For these reasons, SST (and other kernels of this type, like OSEK/VDX) assign priorities to tasks but use multiple (priority) queues. This seems to give you the best of both worlds. The work can be prioritized (through priority queues) and hard real-time deadlines can be met without the risk of priority inversion. But at the same time, the order of events for the same task is preserved (FIFO queueing). There is also no overhead or non-determinism of sorting events by priority in a common queue (either when they are posted or when they are pulled out). Of course, there is a cost of having multiple event queues, but this is relatively low.
Miro,
Thanks for the reply. You bring up some good points. I have not run into issue with handling the events out of order, but this largely may be because I know they can be receive out of order. Often a state machine needs to handle race conditions between events, so my approach just makes them more likely.

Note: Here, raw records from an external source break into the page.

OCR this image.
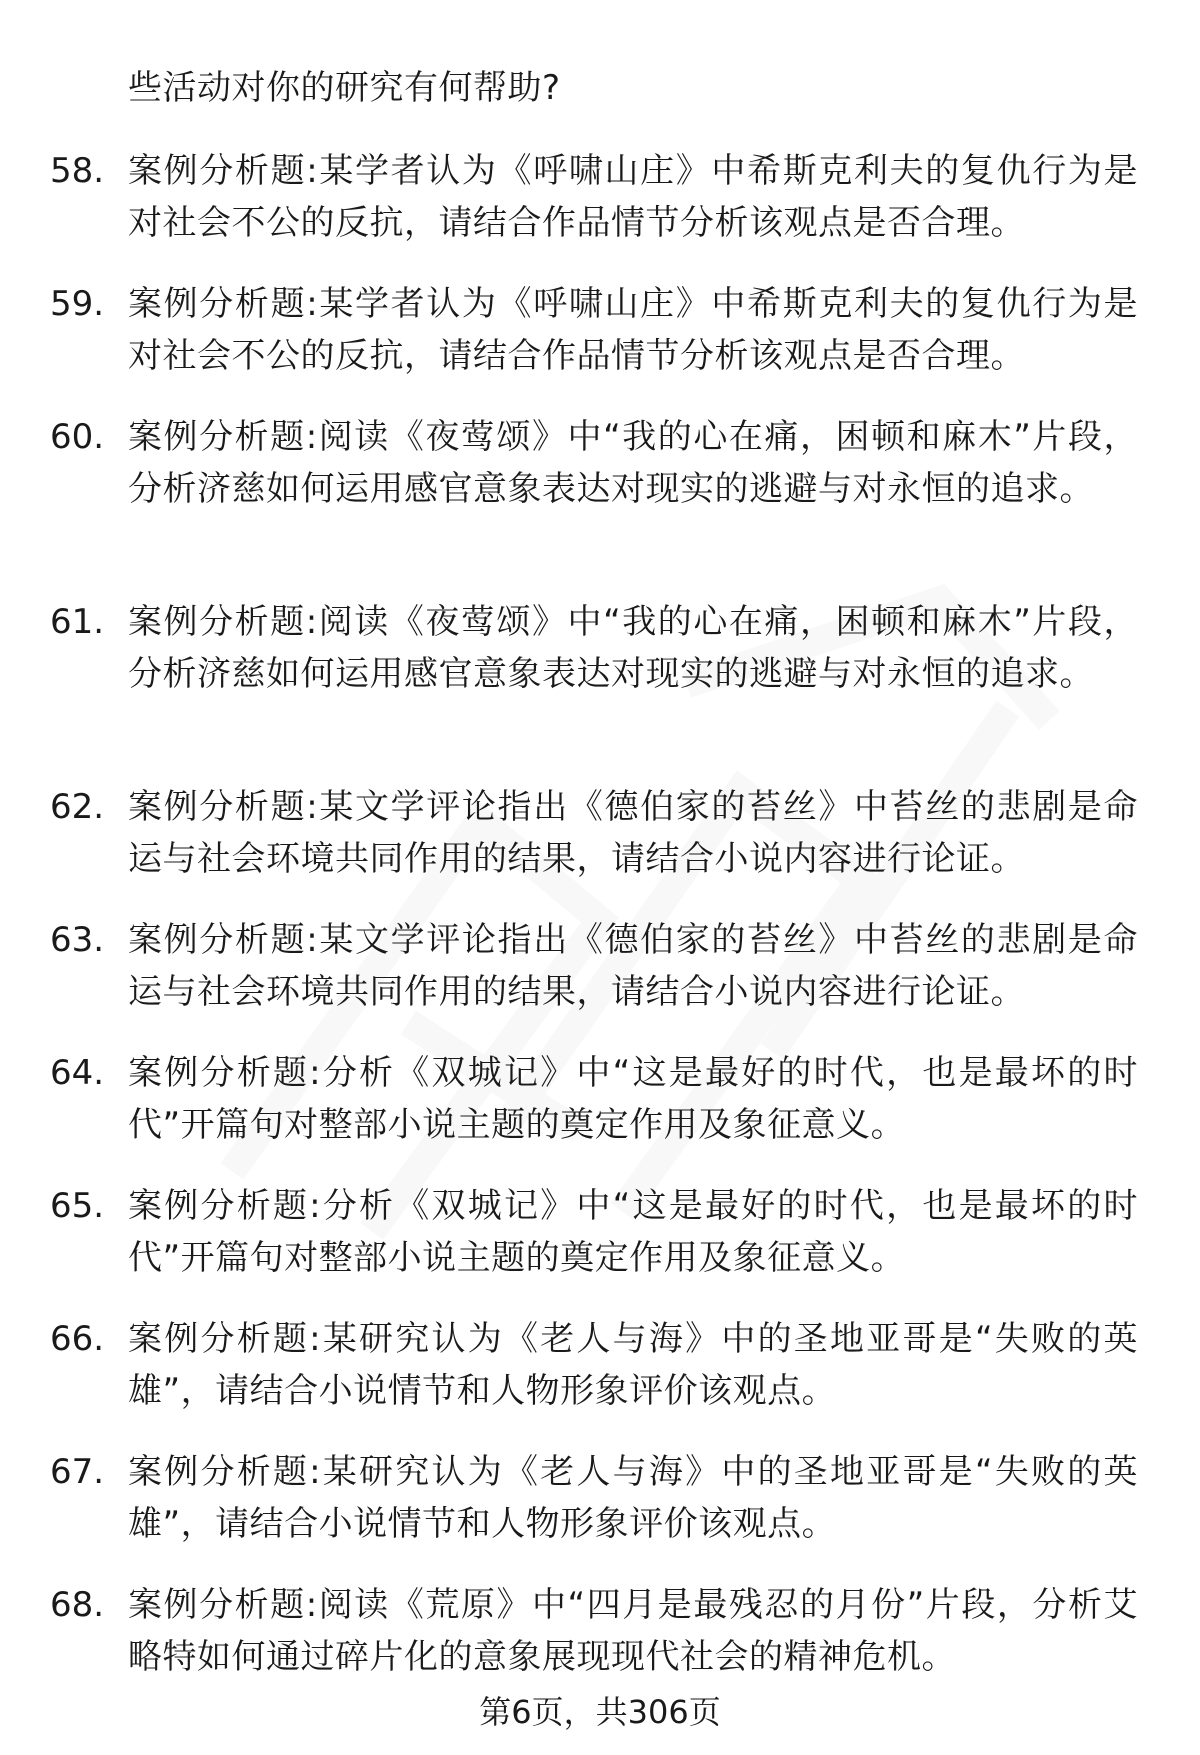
些活动对你的研究有何帮助?
58. 案例分析题:某学者认为《呼啸山庄》中希斯克利夫的复仇行为是对社会不公的反抗，请结合作品情节分析该观点是否合理。
59. 案例分析题:某学者认为《呼啸山庄》中希斯克利夫的复仇行为是对社会不公的反抗，请结合作品情节分析该观点是否合理。
60. 案例分析题:阅读《夜莺颂》中“我的心在痛，困顿和麻木”片段，分析济慈如何运用感官意象表达对现实的逃避与对永恒的追求。
61. 案例分析题:阅读《夜莺颂》中“我的心在痛，困顿和麻木”片段，分析济慈如何运用感官意象表达对现实的逃避与对永恒的追求。
62. 案例分析题:某文学评论指出《德伯家的苔丝》中苔丝的悲剧是命运与社会环境共同作用的结果，请结合小说内容进行论证。
63. 案例分析题:某文学评论指出《德伯家的苔丝》中苔丝的悲剧是命运与社会环境共同作用的结果，请结合小说内容进行论证。
64. 案例分析题:分析《双城记》中“这是最好的时代，也是最坏的时代”开篇句对整部小说主题的奠定作用及象征意义。
65. 案例分析题:分析《双城记》中“这是最好的时代，也是最坏的时代”开篇句对整部小说主题的奠定作用及象征意义。
66. 案例分析题:某研究认为《老人与海》中的圣地亚哥是“失败的英雄”，请结合小说情节和人物形象评价该观点。
67. 案例分析题:某研究认为《老人与海》中的圣地亚哥是“失败的英雄”，请结合小说情节和人物形象评价该观点。
68. 案例分析题:阅读《荒原》中“四月是最残忍的月份”片段，分析艾略特如何通过碎片化的意象展现现代社会的精神危机。
第6页，共306页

As far as the priority inversion, yes it can happen but I could argue the other way. Typically the timing requirements can be viewed as a chain of events, so the highest priority deadline doesn't need to take into account how many events could be queued before the most time critical one. Doing a dead-line monotonic analysis becomes fairly simple with this approach. (As far as RTC in a few cases I have had to break low priority event handlers up, firing a new event and terminating in order to allow higher priority events to meet their deadlines.)
I hadn't noticed that a single SST task could handle multiple prioritized queues. That certainly would address some of my concerns.
As far as the cost of pulling events in priority order, the cost is bounded and I am typically surprised by few events are in the queue.
Thanks, Chip
Hi Chip,
Just to clarify, SST has only one event queue per task. I called all these private, per-task queues collectively "priority queues" because they behave according to the standard priority queue algorithm (every SST queue has the priority of the associated task).
But I'd like to step back and reflect on the bigger picture here, which is the non-blocking property of the event handlers. This alone makes all such kernels possible (like your dispatcher, SST, or SST0). This is also what I meant in the presentation by remarking that event-driven code (implying non-blocking code) is more flexible. Yet, a simple kernel like that can provide all benefits of a traditional (blocking) RTOS kernel, such as the ability to decompose of an application into tasks and efficient, real-time execution of these tasks. Due to the non-blocking property (by which I mean also non-polling), the one-shot event handers run typically very fast (microsecond level), so meeting hard real-time deadlines is much easier.
16:35:08 From Linari : What is the difference between SST and SST0 16:36:49 From Ribero.Alex : Is the number of SST tasks limited by the number of available interrupts vectors? Is there a mechanism to have more or unlimited tasks? 17:00:34 From Amy McNeil : Thank You, Miro! 17:00:34 From Nathan Jones : Thanks, Miro! 17:00:40 From 주희수 : THANK YOU! 17:00:42 From Aminul Haq : Thanks 17:00:43 From Erwin Pschernig : Thanks 17:00:50 From Vishwa Perera : Thank you
Outstanding presentation! Thank you for sharing it. It has certainly caused me to consider ways that I may be able to apply this paradigm in my next project design.